As the Pearl Jam juggernaut prepares to surge through Baltimore, it’s perhaps interesting to note lead singer Eddie Vedder is a bit of a baseball nut. Ultimately, then, he would have postponed the current tour until after the MLB postseason in case his beloved Cubs made the World Series. But of course neither happened.
Vedder is a suburban Chicago native who has among his vast baseball paraphernalia collection the bloodied hat of Kyle Farnsworth after the lanky reliever beat up Paul Wilson of the Reds with plenty of Wilson’s claret flowing over the white home plate of Great American Ballpark. Vedder is no stranger around Wrigleyville, and he once brawled alongside White Sox ace Black Jack McDowell during a muddled late-night drinks fest in a New Orleans bar. At the Pearl Jam concert in Pittsburgh earlier this month, Pirates closer Jason Grilli was invited onstage to deliver a Will Ferrell-esque rant about Bucco fans and next season’s mission for the Pirates. The YouTube footage makes Grilli—standing next to the diminutive Vedder—appear to be eight feet tall. Vedder allowed Grilli to hang out onstage for a painfully long time.
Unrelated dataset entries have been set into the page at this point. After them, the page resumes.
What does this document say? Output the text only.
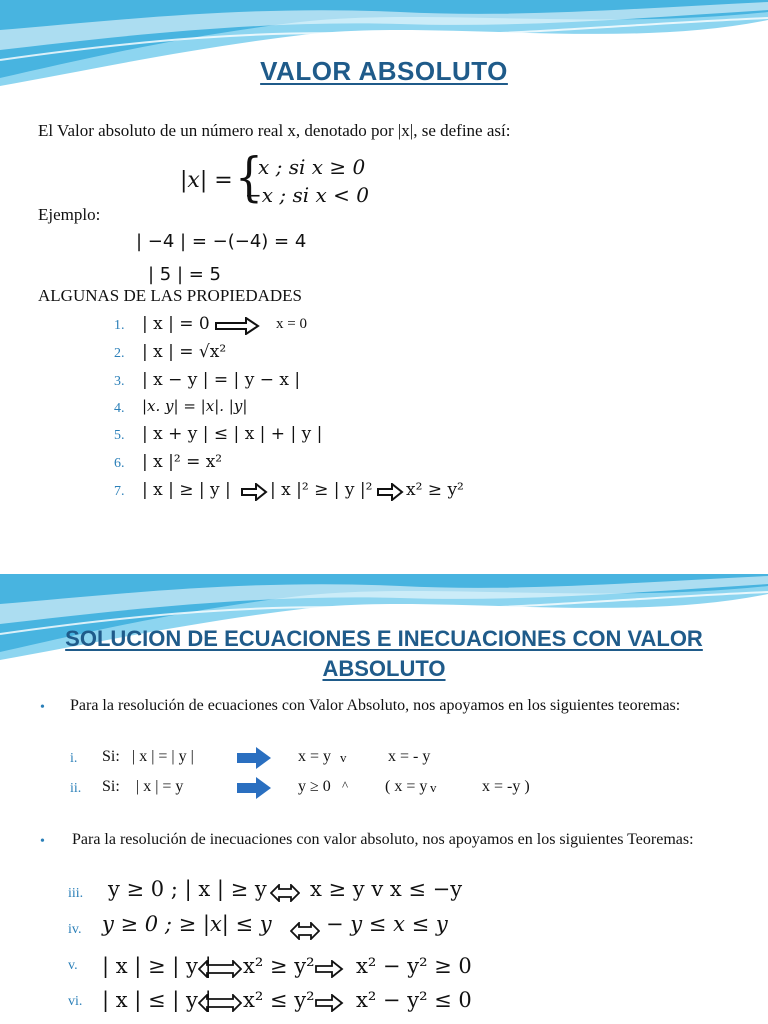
VALOR ABSOLUTO
El Valor absoluto de un número real x, denotado por |x|, se define así:
|x| = {
x ; si x ≥ 0
−x ; si x < 0
Ejemplo:
| −4 | = −(−4) = 4
| 5 | = 5
ALGUNAS DE LAS PROPIEDADES
1. | x | = 0	x = 0
2. | x | = √x²
3. | x − y | = | y − x |
4. |x. y| = |x|. |y|
5. | x + y | ≤ | x | + | y |
6. | x |² = x²
7. | x | ≥ | y | | x |² ≥ | y |² x² ≥ y²
SOLUCION DE ECUACIONES E INECUACIONES CON VALOR ABSOLUTO
• Para la resolución de ecuaciones con Valor Absoluto, nos apoyamos en los siguientes teoremas:
i. Si: | x | = | y |	x = y v	x = - y
ii. Si: | x | = y	y ≥ 0 ^ ( x = y v	x = -y )
• Para la resolución de inecuaciones con valor absoluto, nos apoyamos en los siguientes Teoremas:
iii. y ≥ 0 ; | x | ≥ y x ≥ y v x ≤ −y
iv. y ≥ 0 ; ≥ |x| ≤ y	− y ≤ x ≤ y
v. | x | ≥ | y | x² ≥ y² x² − y² ≥ 0
vi. | x | ≤ | y | x² ≤ y² x² − y² ≤ 0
There is something odd about this Pearl Jam tour. It’s had otherwise “normal” people dancing an “Invasion of the Bodysnatchers” transformative jig. The Brooklyn shows were greeted with nothing short of hydrophobia-tinged hype by radio hosts and various music pundits. I saw office managers, bond traders and freelance producer types actually tripping over each other to board an Amtrak train in upstate New York to make the Barclays Center Pearl Jam shows in Brooklyn. It was as if the Beatles had regenerated or The Clash had come back to life. I don’t remember this type of hype back when a ho-hum Pearl Jam was clogging the FM radio airwaves with their relatively mainstream brand of “grunge” rock n’ roll while Eddie made the cover of Time magazine. Maybe their slight absence for the past few years transformed a certain strain of music consumers (perhaps the mind-numbed masses of Dave Matthews followers?) into nostalgia mongers with a moist eye for the calendar pages of 1995.
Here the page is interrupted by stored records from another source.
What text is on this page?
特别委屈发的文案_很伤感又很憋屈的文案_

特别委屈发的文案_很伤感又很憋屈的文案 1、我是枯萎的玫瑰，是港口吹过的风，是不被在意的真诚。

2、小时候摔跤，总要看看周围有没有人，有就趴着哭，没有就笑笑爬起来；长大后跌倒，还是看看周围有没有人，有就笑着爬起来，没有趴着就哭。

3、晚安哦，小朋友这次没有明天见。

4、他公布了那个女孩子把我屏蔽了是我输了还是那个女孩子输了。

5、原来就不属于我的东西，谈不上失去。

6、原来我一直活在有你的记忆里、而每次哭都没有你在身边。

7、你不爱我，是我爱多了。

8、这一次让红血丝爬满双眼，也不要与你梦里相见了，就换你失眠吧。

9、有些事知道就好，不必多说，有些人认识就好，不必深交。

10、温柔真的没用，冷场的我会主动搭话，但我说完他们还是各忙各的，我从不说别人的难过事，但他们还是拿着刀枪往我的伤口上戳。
I remember a female East Village bartender back then telling me Eddie Vedder doesn’t sing. “He emotes,” she said to me over a rack of empty Red Stripe bottles at Sugar Reef. She was playing Pearl Jam again on the sound system. She was supposed to be playing soca or meringue, but no, she just had to hear the guy emote some more. Fellow busboys had warned her about management scowling when the song “Jeremy” played over tables of copywriters trying to wolf down jerk chicken, but she didn’t listen and was soon sent packing. For those who never stopped wearing flannel shirts, it’s odd for the neo-Pearl Jam cult members to randomly approach and ask about set-list predictions for the New Zealand portion of the band’s tour.
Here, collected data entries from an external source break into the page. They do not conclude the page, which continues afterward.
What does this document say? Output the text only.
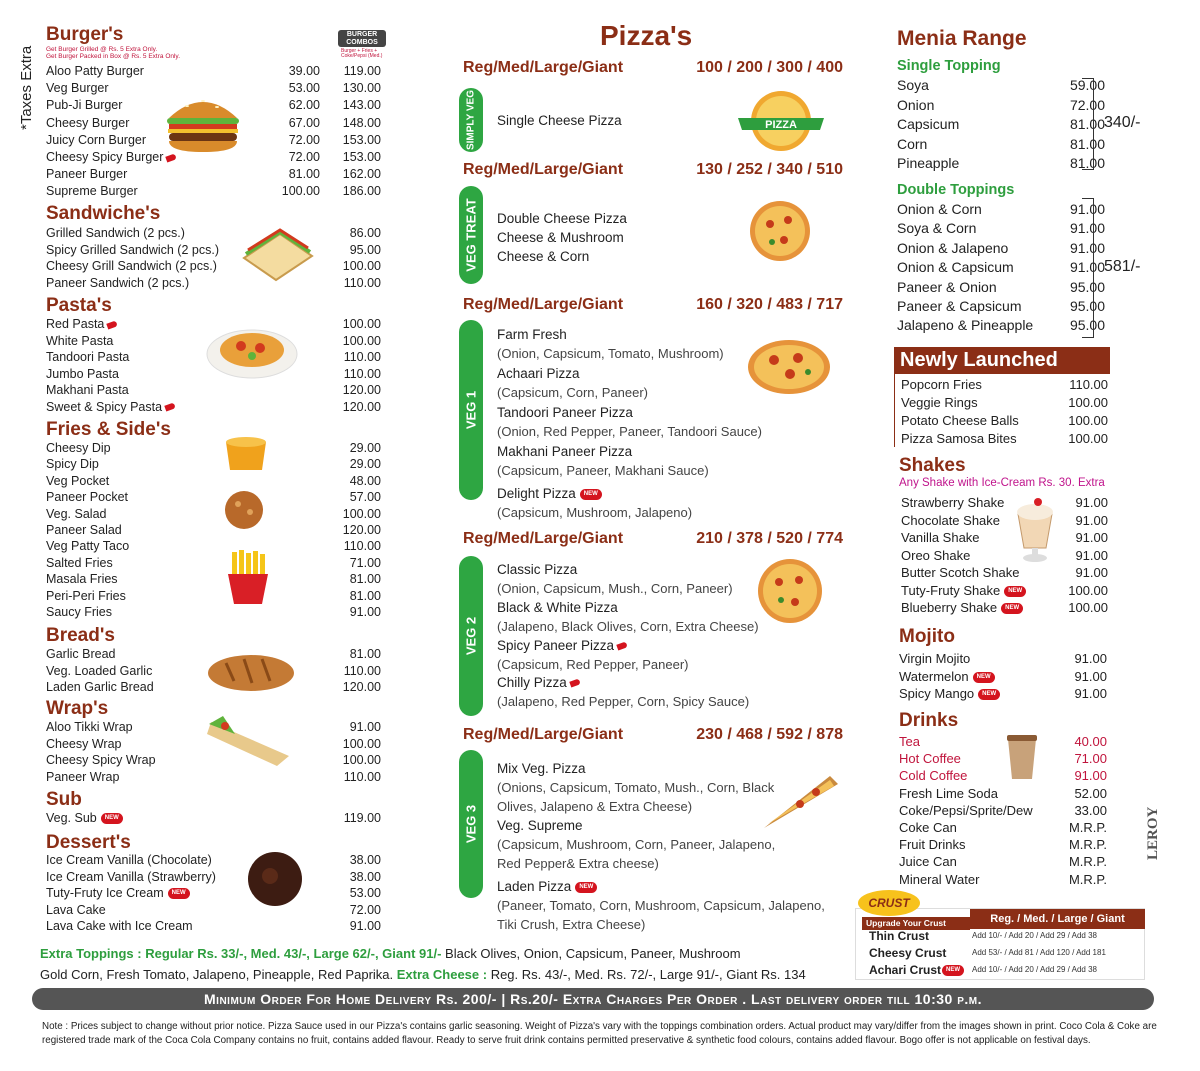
*Taxes Extra
Burger's
Get Burger Grilled @ Rs. 5 Extra Only.
Get Burger Packed in Box @ Rs. 5 Extra Only.
BURGER COMBOS
Burger + Fries + Coke/Pepsi (Med.)
Aloo Patty Burger	39.00	119.00
Veg Burger	53.00	130.00
Pub-Ji Burger	62.00	143.00
Cheesy Burger	67.00	148.00
Juicy Corn Burger	72.00	153.00
Cheesy Spicy Burger	72.00	153.00
Paneer Burger	81.00	162.00
Supreme Burger	100.00	186.00
Sandwiche's
Grilled Sandwich (2 pcs.)	86.00
Spicy Grilled Sandwich (2 pcs.)	95.00
Cheesy Grill Sandwich (2 pcs.)	100.00
Paneer Sandwich (2 pcs.)	110.00
Pasta's
Red Pasta	100.00
White Pasta	100.00
Tandoori Pasta	110.00
Jumbo Pasta	110.00
Makhani Pasta	120.00
Sweet & Spicy Pasta	120.00
Fries & Side's
Cheesy Dip	29.00
Spicy Dip	29.00
Veg Pocket	48.00
Paneer Pocket	57.00
Veg. Salad	100.00
Paneer Salad	120.00
Veg Patty Taco	110.00
Salted Fries	71.00
Masala Fries	81.00
Peri-Peri Fries	81.00
Saucy Fries	91.00
Bread's
Garlic Bread	81.00
Veg. Loaded Garlic	110.00
Laden Garlic Bread	120.00
Wrap's
Aloo Tikki Wrap	91.00
Cheesy Wrap	100.00
Cheesy Spicy Wrap	100.00
Paneer Wrap	110.00
Sub
Veg. Sub NEW	119.00
Dessert's
Ice Cream Vanilla (Chocolate)	38.00
Ice Cream Vanilla (Strawberry)	38.00
Tuty-Fruty Ice Cream NEW	53.00
Lava Cake	72.00
Lava Cake with Ice Cream	91.00
Pizza's
Reg/Med/Large/Giant	100 / 200 / 300 / 400
SIMPLY VEG Single Cheese Pizza
Reg/Med/Large/Giant	130 / 252 / 340 / 510
VEG TREAT Double Cheese Pizza
Cheese & Mushroom
Cheese & Corn
Reg/Med/Large/Giant	160 / 320 / 483 / 717
VEG 1
Farm Fresh
(Onion, Capsicum, Tomato, Mushroom)
Achaari Pizza
(Capsicum, Corn, Paneer)
Tandoori Paneer Pizza
(Onion, Red Pepper, Paneer, Tandoori Sauce)
Makhani Paneer Pizza
(Capsicum, Paneer, Makhani Sauce)
Delight Pizza NEW
(Capsicum, Mushroom, Jalapeno)
Reg/Med/Large/Giant	210 / 378 / 520 / 774
VEG 2
Classic Pizza
(Onion, Capsicum, Mush., Corn, Paneer)
Black & White Pizza
(Jalapeno, Black Olives, Corn, Extra Cheese)
Spicy Paneer Pizza
(Capsicum, Red Pepper, Paneer)
Chilly Pizza
(Jalapeno, Red Pepper, Corn, Spicy Sauce)
Reg/Med/Large/Giant	230 / 468 / 592 / 878
VEG 3
Mix Veg. Pizza
(Onions, Capsicum, Tomato, Mush., Corn, Black
Olives, Jalapeno & Extra Cheese)
Veg. Supreme
(Capsicum, Mushroom, Corn, Paneer, Jalapeno,
Red Pepper& Extra cheese)
Laden Pizza NEW
(Paneer, Tomato, Corn, Mushroom, Capsicum, Jalapeno,
Tiki Crush, Extra Cheese)
PIZZA
Menia Range
Single Topping
Soya	59.00
Onion	72.00
Capsicum	81.00
Corn	81.00
Pineapple	81.00
340/-
Double Toppings
Onion & Corn	91.00
Soya & Corn	91.00
Onion & Jalapeno	91.00
Onion & Capsicum	91.00
Paneer & Onion	95.00
Paneer & Capsicum	95.00
Jalapeno & Pineapple	95.00
581/-
Newly Launched
Popcorn Fries	110.00
Veggie Rings	100.00
Potato Cheese Balls	100.00
Pizza Samosa Bites	100.00
Shakes
Any Shake with Ice-Cream Rs. 30. Extra
Strawberry Shake	91.00
Chocolate Shake	91.00
Vanilla Shake	91.00
Oreo Shake	91.00
Butter Scotch Shake	91.00
Tuty-Fruty Shake NEW	100.00
Blueberry Shake NEW	100.00
Mojito
Virgin Mojito	91.00
Watermelon NEW	91.00
Spicy Mango NEW	91.00
Drinks
Tea	40.00
Hot Coffee	71.00
Cold Coffee	91.00
Fresh Lime Soda	52.00
Coke/Pepsi/Sprite/Dew	33.00
Coke Can	M.R.P.
Fruit Drinks	M.R.P.
Juice Can	M.R.P.
Mineral Water	M.R.P.
LEROY
CRUST
Upgrade Your Crust	Reg. / Med. / Large / Giant
Thin Crust	Add 10/- / Add 20 / Add 29 / Add 38
Cheesy Crust	Add 53/- / Add 81 / Add 120 / Add 181
Achari Crust NEW	Add 10/- / Add 20 / Add 29 / Add 38
Extra Toppings : Regular Rs. 33/-, Med. 43/-, Large 62/-, Giant 91/- Black Olives, Onion, Capsicum, Paneer, Mushroom
Gold Corn, Fresh Tomato, Jalapeno, Pineapple, Red Paprika. Extra Cheese : Reg. Rs. 43/-, Med. Rs. 72/-, Large 91/-, Giant Rs. 134
Minimum Order For Home Delivery Rs. 200/- | Rs.20/- Extra Charges Per Order . Last delivery order till 10:30 p.m.
Note : Prices subject to change without prior notice. Pizza Sauce used in our Pizza's contains garlic seasoning. Weight of Pizza's vary with the toppings combination orders. Actual product may vary/differ from the images shown in print. Coco Cola & Coke are registered trade mark of the Coca Cola Company contains no fruit, contains added flavour. Ready to serve fruit drink contains permitted preservative & synthetic food colours, contains added flavour. Bogo offer is not applicable on festival days.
So Vedder has the baseball creds. Therefore a Cubs VedderMetric Formula should be used to determine a winning forecast for this year’s World Series. This one is as easy as Nate Silver buying scratch-off lottery tickets at Cumberland Farms: The Red Sox have former Cubs talisman Ryan Dempster, a Canadian who is therefore immune to the pomposity oozing from every pore of the St. Louis organization. Advantage: Boston.
At least the 2013 Fall Classic features teams with the best records from each league. People ask whom I’m rooting for and I say “the umpires.” Extending their uncanny fortune into Biblical realms, the Cardinals have turned every Pirates fan into Job this year.
When the 2013 World Series goes to the seventh game in Boston on October 31, Vedder and co. and all their amplifiers and flannel and Dead Boys covers will be traveling from minor league outpost Charlotte to another AAA stalwart city that is New Orleans. This one will go seven, and Jon Lester will be the “Better Man” and get the win, just as he did in Denver on October 28, 2007 when the Red Sox swept away the Rockies to win it all. For Pearl Jam, 2007 was relatively dormant. They pissed off to Europe for a tidy June tour and then returned to the States for the requisite pair of Chicago concerts. Vedder’s Cubbies, however, had plenty of work to do that summer as they forced headline-writers to use the word “resurgent” and won the NL Central, only to be promptly swept by Arizona in the playoffs.